The Eagles, according to general manager Howie Roseman, did not expect Mississippi State defensive tackle Fletcher Cox to make it past the top 10 picks. They were, however, prepared, just in case.
"We went in with all the scenarios laid out and we had gone over every possible outcome and we felt like if we stayed (at No. 15) we would get a good player," said Roseman to a group of Philadelphia reporters Monday. "We were able to have a phone conversation with the teams around us prior to the draft and to talk about if there was a guy that we wanted, what the price would be. We had made a lot of progress with Seattle about if their guy wasn't necessarily there or if they thought they could get their guy a little bit later and what the price was. Being up front about the fact that we didn't think it was necessary to jump three spots and give a third-round pick and I think the value on both sides was good."
Cox, Roseman said, was the top-rated defensive lineman on the Eagles' draft board, and "was among our top-rated defensive players in the entire draft."
But the Eagles were hesitant to move into the top-10 picks for two reasons. First, the depth of the draft gave the team pause when it came to giving up a bounty of draft picks. Roseman, Andy Reid and co. had all but decided they were unwilling to trade any of their picks in the second or third rounds. Second, the new Collective Bargaining Agreement slots different contract rules for top-10 picks versus the first-round picks from 11-32.
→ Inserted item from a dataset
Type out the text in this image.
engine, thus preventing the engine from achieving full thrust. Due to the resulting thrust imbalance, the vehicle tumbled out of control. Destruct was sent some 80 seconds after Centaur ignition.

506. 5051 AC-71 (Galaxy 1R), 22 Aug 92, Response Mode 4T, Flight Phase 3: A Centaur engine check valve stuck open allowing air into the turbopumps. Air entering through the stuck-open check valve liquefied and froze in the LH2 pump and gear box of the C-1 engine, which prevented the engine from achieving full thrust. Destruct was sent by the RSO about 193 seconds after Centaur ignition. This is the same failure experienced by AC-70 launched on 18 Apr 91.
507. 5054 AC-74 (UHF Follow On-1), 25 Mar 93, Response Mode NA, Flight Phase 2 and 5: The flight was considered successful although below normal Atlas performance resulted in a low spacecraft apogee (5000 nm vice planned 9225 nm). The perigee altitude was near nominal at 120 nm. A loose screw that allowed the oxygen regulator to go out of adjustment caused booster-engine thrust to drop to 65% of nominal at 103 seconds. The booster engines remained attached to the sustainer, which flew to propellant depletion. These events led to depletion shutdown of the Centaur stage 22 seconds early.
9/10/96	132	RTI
"If one of these guys had fallen past (the 10th overall pick), now you're at a point where 1-10 are a different dynamic than 11-32, based on the rookie pool consideration," Roseman said. "So now you're giving up substantially more money, plus picks. So that factored into where we wanted to trade up, not because we didn't value the player, but because it wasn't just the player, you're giving up a lot of resources now to go get that player in terms of cash, cap and picks.
"The way we looked at it was at 10, we would have a better feel about Fletcher being there. There were certain things that had to happen to get to 10, certain players had to come off and then, by the same token, there were certain teams that we felt probably weren't going to take a defensive lineman. One of the teams that we did think was going to, we felt pretty certain St. Louis was going to take a defensive lineman pretty high, and so when St. Louis traded out (with the Dallas Cowboys, moving from No. 6 to No. 14), that kind of took away one contender for that pick."
Roseman also mentioned the Carolina Panthers, who selected Boston College linebacker Luke Kuechly at No. 9, as a potential suitor for Cox.
"There was a lot of sweating it out, and we were happy to get our guy," said Roseman.
It wasn't the only time the Eagles came out on the right side of some nervous moments. Roseman said once the team traded their fourth-round pick to help move up for Cox, they decided "we were going to try to recoup those picks." So after the selection of California linebacker Mychal Kendricks with the 46th overall selection, the Eagles received an offer from the Green Bay Packers to move from No. 59 to No. 51 (the Eagles' second of two second-round picks) in exchange for a fourth-round pick.
"When we looked at our draft after we traded the fourth-round pick and we saw that big hole in the fourth round and the players that we thought might be there, and I can't tell you we thought Brandon (Boykin) would be one of them, but we felt very eager to get that pick back," said Roseman. "So there were a couple high fives when were able to trade for the fourth-round pick and Vinny was still there.
"When we traded back to pick back up the fourth-round pick, we were struggling with that because we thought that we'd lose Vinny, even though we weren't going into it looking for a defensive end, he was just so highly ranked on our board and fit for the scheme. When he was still there, we were really surprised that he was still available when we picked 59th."
The addition of Cox to the Eagles, meanwhile, was the culmination of a lot of work put in by Roseman and the rest of his scouting staff. The 6-4, 298-pound defensive tackle had long been on the Eagles' radar.
"Our area scout in that area is Brett Veach, but here's a player that we had heard through the grapevine was possibly coming out," said Roseman. "I had done him in November when I'd done their school on tape. We had always thought he was coming out, so this wasn't a case where someone said we have to go look at Fletcher Cox, he's coming out. We had pretty strong indications that's where it was going ... just because he was so productive in the SEC and such a good player. All of us evaluated him from there."
Of course, what they looked at turned out to be pretty impressive.
"When we look at players, being players of the week, being voted on by coaches, is a very important thing," Roseman said. "He was a four-time SEC Defensive Player of the Week, and that tells you what opposing coaches thought about him. You put that together with the film and the character and the upside and it's a very intriguing package."
Intriguing enough, it turned out, that the Eagles felt compelled to send a fourth- and sixth-round pick to the Seahawks in order to move up three spots for the opportunity to select Cox. An unlikely scenario for sure, but not one for which Roseman and crew were unprepared.